The second episode of Ken Burns' Country Music documentary examines a difficult period of United States history: "Hard Times" covers the years 1933-1945, the height of the Great Depression and the entirety of World War II. "Nearly every aspect of American life would be strained and uprooted" during that time period, narrates actor Peter Coyote.

While those dozen years were difficult ones, Americans' plights gave country music a big leg up. The music of the rural and the working class perfectly encapsulated the general mood of the public; aided by the rise of radio and the "singing cowboy" phenomenon, country music's popularity grew.

Burns' two-hour examination of the country music of the 1930s and early '40s includes numerous names with which newer fans of the genre may be only vaguely familiar. Read on to learn more about five of the biggest key players from the era.

  • 1

    Roy Acuff

    (1903-1992)

    Singer and fiddle player Acuff was known as the King of country Music decades before the title was bestowed upon George Strait.

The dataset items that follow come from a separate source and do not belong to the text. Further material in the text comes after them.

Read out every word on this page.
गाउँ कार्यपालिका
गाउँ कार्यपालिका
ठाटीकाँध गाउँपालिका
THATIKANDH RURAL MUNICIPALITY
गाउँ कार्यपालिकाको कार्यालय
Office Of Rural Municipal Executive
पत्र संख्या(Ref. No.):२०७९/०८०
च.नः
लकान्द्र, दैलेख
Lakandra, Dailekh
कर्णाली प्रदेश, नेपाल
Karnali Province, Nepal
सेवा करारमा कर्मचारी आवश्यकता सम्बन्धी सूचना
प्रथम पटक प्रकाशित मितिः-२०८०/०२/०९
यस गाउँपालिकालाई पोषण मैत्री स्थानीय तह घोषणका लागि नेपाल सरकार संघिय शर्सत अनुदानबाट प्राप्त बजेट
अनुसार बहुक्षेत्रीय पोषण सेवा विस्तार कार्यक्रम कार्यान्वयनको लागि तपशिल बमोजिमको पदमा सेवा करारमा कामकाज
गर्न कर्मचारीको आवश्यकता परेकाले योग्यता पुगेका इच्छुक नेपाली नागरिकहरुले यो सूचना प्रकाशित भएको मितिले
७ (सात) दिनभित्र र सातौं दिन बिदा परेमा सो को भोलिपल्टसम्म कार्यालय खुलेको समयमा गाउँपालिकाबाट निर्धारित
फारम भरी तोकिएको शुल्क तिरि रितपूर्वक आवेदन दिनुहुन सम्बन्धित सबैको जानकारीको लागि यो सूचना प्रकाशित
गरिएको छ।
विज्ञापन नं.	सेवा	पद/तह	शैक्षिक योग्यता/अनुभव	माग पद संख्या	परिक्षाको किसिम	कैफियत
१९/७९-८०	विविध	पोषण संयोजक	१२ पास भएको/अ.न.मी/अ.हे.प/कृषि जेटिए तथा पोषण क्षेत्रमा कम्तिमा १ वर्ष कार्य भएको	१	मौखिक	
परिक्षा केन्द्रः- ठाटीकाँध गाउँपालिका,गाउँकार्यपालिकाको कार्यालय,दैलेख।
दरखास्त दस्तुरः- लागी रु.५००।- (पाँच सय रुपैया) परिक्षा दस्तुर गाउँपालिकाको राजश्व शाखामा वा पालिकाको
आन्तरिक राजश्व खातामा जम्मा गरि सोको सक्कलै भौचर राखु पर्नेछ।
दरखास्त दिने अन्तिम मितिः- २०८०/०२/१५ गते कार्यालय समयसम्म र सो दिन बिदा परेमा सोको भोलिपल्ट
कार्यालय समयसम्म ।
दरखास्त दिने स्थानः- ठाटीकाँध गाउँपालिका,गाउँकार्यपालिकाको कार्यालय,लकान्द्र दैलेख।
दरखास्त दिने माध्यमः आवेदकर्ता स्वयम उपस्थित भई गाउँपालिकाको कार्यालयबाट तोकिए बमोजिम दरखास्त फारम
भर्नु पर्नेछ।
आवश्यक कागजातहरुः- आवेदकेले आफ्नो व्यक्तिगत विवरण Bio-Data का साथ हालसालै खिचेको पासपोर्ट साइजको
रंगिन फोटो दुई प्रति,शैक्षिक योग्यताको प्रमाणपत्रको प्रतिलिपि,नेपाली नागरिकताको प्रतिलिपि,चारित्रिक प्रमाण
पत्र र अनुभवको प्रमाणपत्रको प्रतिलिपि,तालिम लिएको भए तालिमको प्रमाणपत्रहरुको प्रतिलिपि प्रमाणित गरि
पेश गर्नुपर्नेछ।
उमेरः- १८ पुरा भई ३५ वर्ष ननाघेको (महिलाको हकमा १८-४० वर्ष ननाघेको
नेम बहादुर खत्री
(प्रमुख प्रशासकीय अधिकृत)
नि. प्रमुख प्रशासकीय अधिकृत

He began his music career in the 1930s, as a member of the Smoky Mountain Boys, becoming one of the Grand Ole Opry's most popular performers following their addition to the lineup in 1938. As an artist, Acuff is known for his renditions of "Wabash Cannonball" and "The Great Speckled Bird," among others, but his name also lives on in Nashville thanks to his publishing house, Acuff-Rose Music, a joint venture with songwriter Fred Rose.

    In 1962, Acuff became the first living inductee into the Country Music Hall of Fame. He is also a member of the Songwriters Hall of Fame and a number of other prestigious halls. Said Hank Williams once, "He's the biggest singer this music ever knew ... For drawing power in the South, it was Roy Acuff, then God."

  • 2

    Gene Autry

    (1907-1998)

    Autry's fame far extends country music. Nicknamed the "Singing Cowboy," he was perhaps the most popular of the bevy of Western movie stars-slash-singers in the 1930s. In the early 1950s, he hosted his own television show, The Gene Autry Show, and has Hollywood Walk of Fame stars in all five of the landmark's categories (film, television, music, radio and live performance) — the only person ever to achieve such a feat.

    Autry's film and TV career helped bring country music to the masses, but he's also responsible for popularizing a number of beloved Christmas classics, including "Rudolph, the Red-Nosed Reindeer" and a composition of his own, "Here Comes Santa Claus."

  • 3

    Bill Monroe

    (1911-1996)

    Monroe started out in a band, the Monroe Brothers, with his brothers Birch, Charlie and Larry, but he's known as the Father of Bluegrass. He literally created the style we know today, and the genre takes is name from his band, the Blue Grass Boys, who were named in honor of Monroe's home state of Kentucky.

    A Grand Ole Opry regular beginning in 1939, Monroe is also well known for helping to launch the careers of Lester Flatt and Earl Scruggs, two early bluegrass stars who joined the Blue grass Boys in 1945. In the 1960s, Monroe's career was buoyed by folk music fans' discovery of bluegrass music.

    Monroe, an honorary Kentucky colonel, is a Country Music Hall of Fame, Nashville Songwriters Hall of Fame, Rock and Roll Hall of Fame and International Bluegrass Music Hall of Fame inductee. He's also a National Medal of Arts and Grammy Lifetime Achievement Award recipient.

  • 4

    Minnie Pearl

    (1912-1996)

    Sarah Ophelia Colley Cannon was one of country's earliest comedians. She herself was from a well-off Tennessee family, but Minnie Pearl, her down-home character with the recognizable catchphrase "How-dee!" played exceptionally well at the Grand Ole Opry and on Hee Haw, the long-running television show. Pearl's fictional hometown, Grinders Switch, and its also-fictional residents are based on her hometown of Centerville, in Hickman County, Tenn.

    In addition to inspiring a generation of new country-focused comedians (Jeff Foxworthy, Larry the Cable Guy and so on), Pearl also has the esteemed honor of being the namesake for the Band's classic song "Ophelia."

  • 5

    Bob Wills

    (1905-1975)

    The King of Western Swing, Wills formed the Texas Playboys in 1934. Although his career was briefly put on hold for a tour of duty in the Army during World War II, the artist popularized the Western swing genre, which combined jazz, blues, folk and swing music into a genre that lit up the dancehalls of California, Oklahoma and Texas. Thanks to the migration of Americans from the South and Midwest to California, Wills found a fan base on the West Coast, and influenced a number of future icons, including Merle Haggard.

    Wills and the Playboys are members of the Country Music Hall of Fame, the Nashville Songwriters Hall of Fame and the Rock and Roll Hall of Fame. Western swing, meanwhile, is the official state music of Texas, per a 2011 resolution.